Buckley was pleased. But in the weeks following the meeting, Walmart dragged its heels. Buckley went public again, this time appearing on national cable news. “Walmart Beech Grove is draining our police resources,” he told Fox Business Network. “It’s the string of terrible events that have been occurring down there over the past two months that have led me to instruct our police chief to declare the Walmart a public nuisance.”
That meant the threat of a $2,500 fine for every call to the police. Walmart now pays for off-duty police to man the store, and the pressure on the local police has eased. A year later, Buckley is pleased, but it still irks him that he had to go to such measures to get Walmart to act. “Cities really need to put their thumb down and get them to the table,” he says. “It’s taken a long time, but they can really be good partners if they want to be.”

The Tulsa Supercenter hasn’t had its happy ending. The store has seen several changes mandated by Walmart headquarters, including more visible security monitors, greeters at the doors, and changes to the self-checkout section, but Officer Ross says it’s business as usual. The mentality hasn’t changed; criminals still think of this store as theirs. And Ross knows the answers aren’t always simple. Three hours into his shift, security employees bring in a young woman who’d been wandering around the store with an older man. They’d spotted her slipping on a pair of $15 gray sneakers, then attempting to leave without paying. The woman, in capri leggings and a hoodie, is brought to Ross. She turns her head and reveals an enormous black eye on the left side of her face. Ross moves toward her, and she instinctively flinches—a telltale sign of domestic abuse, he later says. He tucks his hands inside his bulletproof vest and relaxes his broad shoulders, making himself seem a bit smaller, a bit less intimidating. “Is he the one who did this to you?” he asks, motioning to her eye. She knows who he’s talking about. She says yes, and her eyes well with tears.
The dingy office, filled with jokes and light banter seconds before, falls silent. This little corner of the giant store has turned into a counseling center. As mascara and tears streak down her red cheeks, the woman apologizes for stealing. She talks about how she’s been an alcoholic for most of her 29 years, how her three kids live with their dad because she knows she can’t care for them. She says her current partner beat her two days ago because she took her kids to the pool and had “too much fun.” She’s going to counseling for her alcoholism. She was planning to go cook dinner for her children at their father’s house after she left Walmart.
The woman with the phony gift cards and marijuana quietly tells her that she too was in an abusive relationship. They talk in murmurs. Ross writes the younger woman a summons to appear in court. It’s her first offense. She walks out with no shoes, because no one can find the ones she left in the shoe department.

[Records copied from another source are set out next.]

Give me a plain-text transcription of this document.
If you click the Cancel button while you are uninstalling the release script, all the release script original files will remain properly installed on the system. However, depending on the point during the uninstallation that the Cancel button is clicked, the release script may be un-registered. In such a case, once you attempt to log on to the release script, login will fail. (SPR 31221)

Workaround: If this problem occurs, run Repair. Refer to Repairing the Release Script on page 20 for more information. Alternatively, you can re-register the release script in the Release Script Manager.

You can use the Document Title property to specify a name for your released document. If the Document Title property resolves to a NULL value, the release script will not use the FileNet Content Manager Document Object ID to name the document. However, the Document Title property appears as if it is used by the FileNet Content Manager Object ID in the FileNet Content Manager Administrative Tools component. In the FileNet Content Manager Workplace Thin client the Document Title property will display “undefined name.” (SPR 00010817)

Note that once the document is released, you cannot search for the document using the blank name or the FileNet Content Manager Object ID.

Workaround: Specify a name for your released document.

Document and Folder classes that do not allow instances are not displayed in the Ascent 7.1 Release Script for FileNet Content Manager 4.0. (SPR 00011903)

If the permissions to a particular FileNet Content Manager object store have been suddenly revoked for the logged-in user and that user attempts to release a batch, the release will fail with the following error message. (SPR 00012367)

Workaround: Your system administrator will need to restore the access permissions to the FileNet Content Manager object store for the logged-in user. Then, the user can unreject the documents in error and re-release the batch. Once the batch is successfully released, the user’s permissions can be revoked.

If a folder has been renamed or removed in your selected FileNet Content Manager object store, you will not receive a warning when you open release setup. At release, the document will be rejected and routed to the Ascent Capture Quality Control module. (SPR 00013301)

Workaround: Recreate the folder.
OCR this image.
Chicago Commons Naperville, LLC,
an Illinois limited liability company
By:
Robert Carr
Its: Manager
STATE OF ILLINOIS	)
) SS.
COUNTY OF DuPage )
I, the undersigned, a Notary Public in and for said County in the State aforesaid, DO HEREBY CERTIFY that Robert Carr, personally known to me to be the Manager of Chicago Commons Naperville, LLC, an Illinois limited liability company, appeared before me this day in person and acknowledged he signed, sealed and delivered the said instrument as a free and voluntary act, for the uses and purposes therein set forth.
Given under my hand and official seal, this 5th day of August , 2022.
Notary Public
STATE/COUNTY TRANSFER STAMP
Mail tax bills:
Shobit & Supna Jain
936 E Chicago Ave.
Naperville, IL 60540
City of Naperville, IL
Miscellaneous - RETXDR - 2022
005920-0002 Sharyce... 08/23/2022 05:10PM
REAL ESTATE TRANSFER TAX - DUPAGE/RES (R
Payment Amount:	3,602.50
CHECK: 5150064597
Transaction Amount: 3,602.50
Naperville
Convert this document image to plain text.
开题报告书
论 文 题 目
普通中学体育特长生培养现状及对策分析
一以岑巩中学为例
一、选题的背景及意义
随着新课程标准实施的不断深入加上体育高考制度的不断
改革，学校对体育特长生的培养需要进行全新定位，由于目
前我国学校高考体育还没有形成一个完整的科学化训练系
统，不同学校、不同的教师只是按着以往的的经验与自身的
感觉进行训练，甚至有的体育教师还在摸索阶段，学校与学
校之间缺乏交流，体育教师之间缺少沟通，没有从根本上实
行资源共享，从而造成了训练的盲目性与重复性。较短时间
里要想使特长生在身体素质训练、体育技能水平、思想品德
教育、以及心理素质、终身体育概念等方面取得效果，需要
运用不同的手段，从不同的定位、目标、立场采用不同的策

That’s all right, she says, “I can deal with it.” As she leaves, Ross worries her abuser is waiting for her in the parking lot.
Later that day, after the sun has set and the air has cooled, the store grows quiet. In the parking lot, a private security SUV with a flashing yellow light on top sits near the exit. Driving the car is a small, elderly man whose tufts of gray hair are barely visible over the steering wheel. Private security jobs like this tend to go for $10 an hour in Tulsa. The “T” on the Walmart sign has burnt out. Stray cats scrounge around. In the far reaches of the lot, people hunker down in their campers, vans, and U-Hauls for the night. It’s nearly midnight in Tulsa, and for a few hours it looks like the local cops may get a break from Walmart.